Entangling quantum gate in trapped ions via Rydberg blockade

TL;DR

This paper proposes a theoretical method to implement entangling quantum gates between trapped ions using Rydberg states, overcoming vibrational mode coupling issues by employing dressed states with long-range dipolar interactions.

Contribution

It introduces a novel approach using microwave-dressed Rydberg states to achieve vibrational mode-independent entangling gates in trapped ions.

Findings

Dressed states mitigate vibrational coupling effects.

Long-range dipolar interactions enable controlled phase gates.
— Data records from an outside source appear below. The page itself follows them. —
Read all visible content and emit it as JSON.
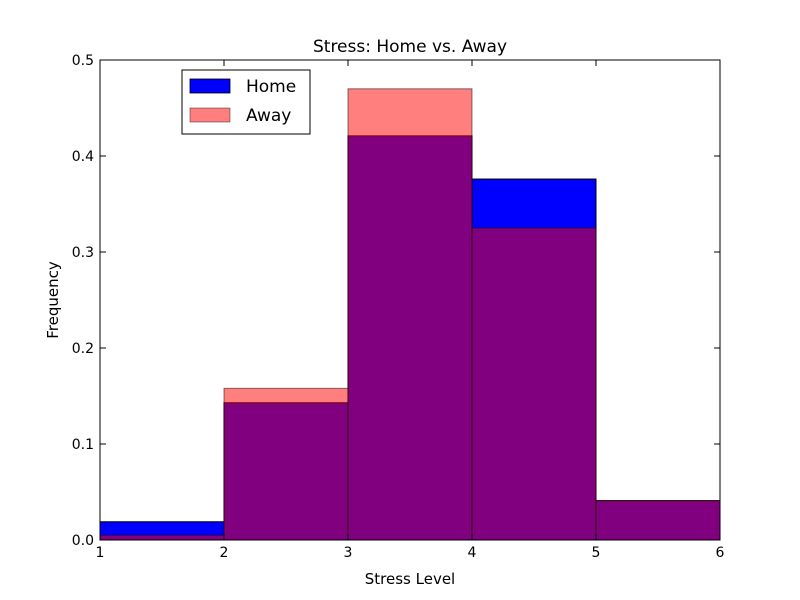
{
  "chart_data": {
    "type": "bar",
    "title": "Stress: Home vs. Away",
    "xlabel": "Stress Level",
    "ylabel": "Frequency",
    "xlim": [
      1,
      6
    ],
    "ylim": [
      0,
      0.5
    ],
    "bins": [
      [
        1,
        2
      ],
      [
        2,
        3
      ],
      [
        3,
        4
      ],
      [
        4,
        5
      ],
      [
        5,
        6
      ]
    ],
    "x_ticks": [
      "1",
      "2",
      "3",
      "4",
      "5",
      "6"
    ],
    "y_ticks": [
      "0.0",
      "0.1",
      "0.2",
      "0.3",
      "0.4",
      "0.5"
    ],
    "grid": false,
    "legend_position": "top-left",
    "series": [
      {
        "name": "Home",
        "color": "#0000ff",
        "alpha": 1.0,
        "values": [
          0.019,
          0.143,
          0.421,
          0.376,
          0.041
        ]
      },
      {
        "name": "Away",
        "color": "#ff0000",
        "alpha": 0.5,
        "values": [
          0.005,
          0.158,
          0.47,
          0.325,
          0.041
        ]
      }
    ]
  }
}
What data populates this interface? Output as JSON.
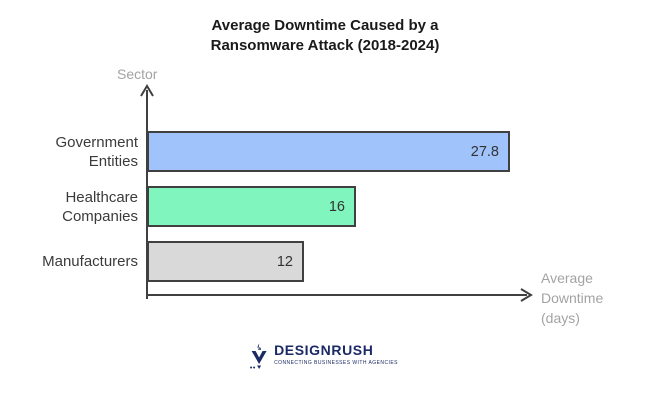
{
  "chart_data": {
    "type": "bar",
    "orientation": "horizontal",
    "title": "Average Downtime Caused by a Ransomware Attack (2018-2024)",
    "categories": [
      "Government Entities",
      "Healthcare Companies",
      "Manufacturers"
    ],
    "values": [
      27.8,
      16,
      12
    ],
    "value_labels": [
      "27.8",
      "16",
      "12"
    ],
    "xlabel": "Average Downtime (days)",
    "ylabel": "Sector",
    "xlim": [
      0,
      29
    ],
    "grid": false,
    "legend": false,
    "bar_colors": [
      "#9fc3fa",
      "#80f5bd",
      "#d9d9d9"
    ],
    "bar_border_color": "#404040",
    "axis_color": "#404040",
    "axis_label_color": "#a3a3a3",
    "value_label_color": "#333333"
  },
  "footer": {
    "logo_text": "DESIGNRUSH",
    "tagline": "CONNECTING BUSINESSES WITH AGENCIES",
    "logo_color": "#1b2a66"
  }
}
The method offers a pathway for scalable ion-based quantum computing.

Abstract

We present a theoretical analysis of the implementation of an entangling quantum gate between two trapped Ca$^+$ ions which is based on the dipolar interaction among ionic Rydberg states. In trapped ions the Rydberg excitation dynamics is usually strongly affected by mechanical forces due to the strong couplings between electronic and vibrational degrees of freedom in inhomogeneous electric fields. We demonstrate that this harmful effect can be overcome by using dressed states that emerge from the microwave coupling of nearby Rydberg states. At the same time these dressed states exhibit long range dipolar interactions which we use to implement a controlled adiabatic phase gate. Our study highlights a route towards a trapped ion quantum processor in which quantum gates are realized independently of the vibrational modes.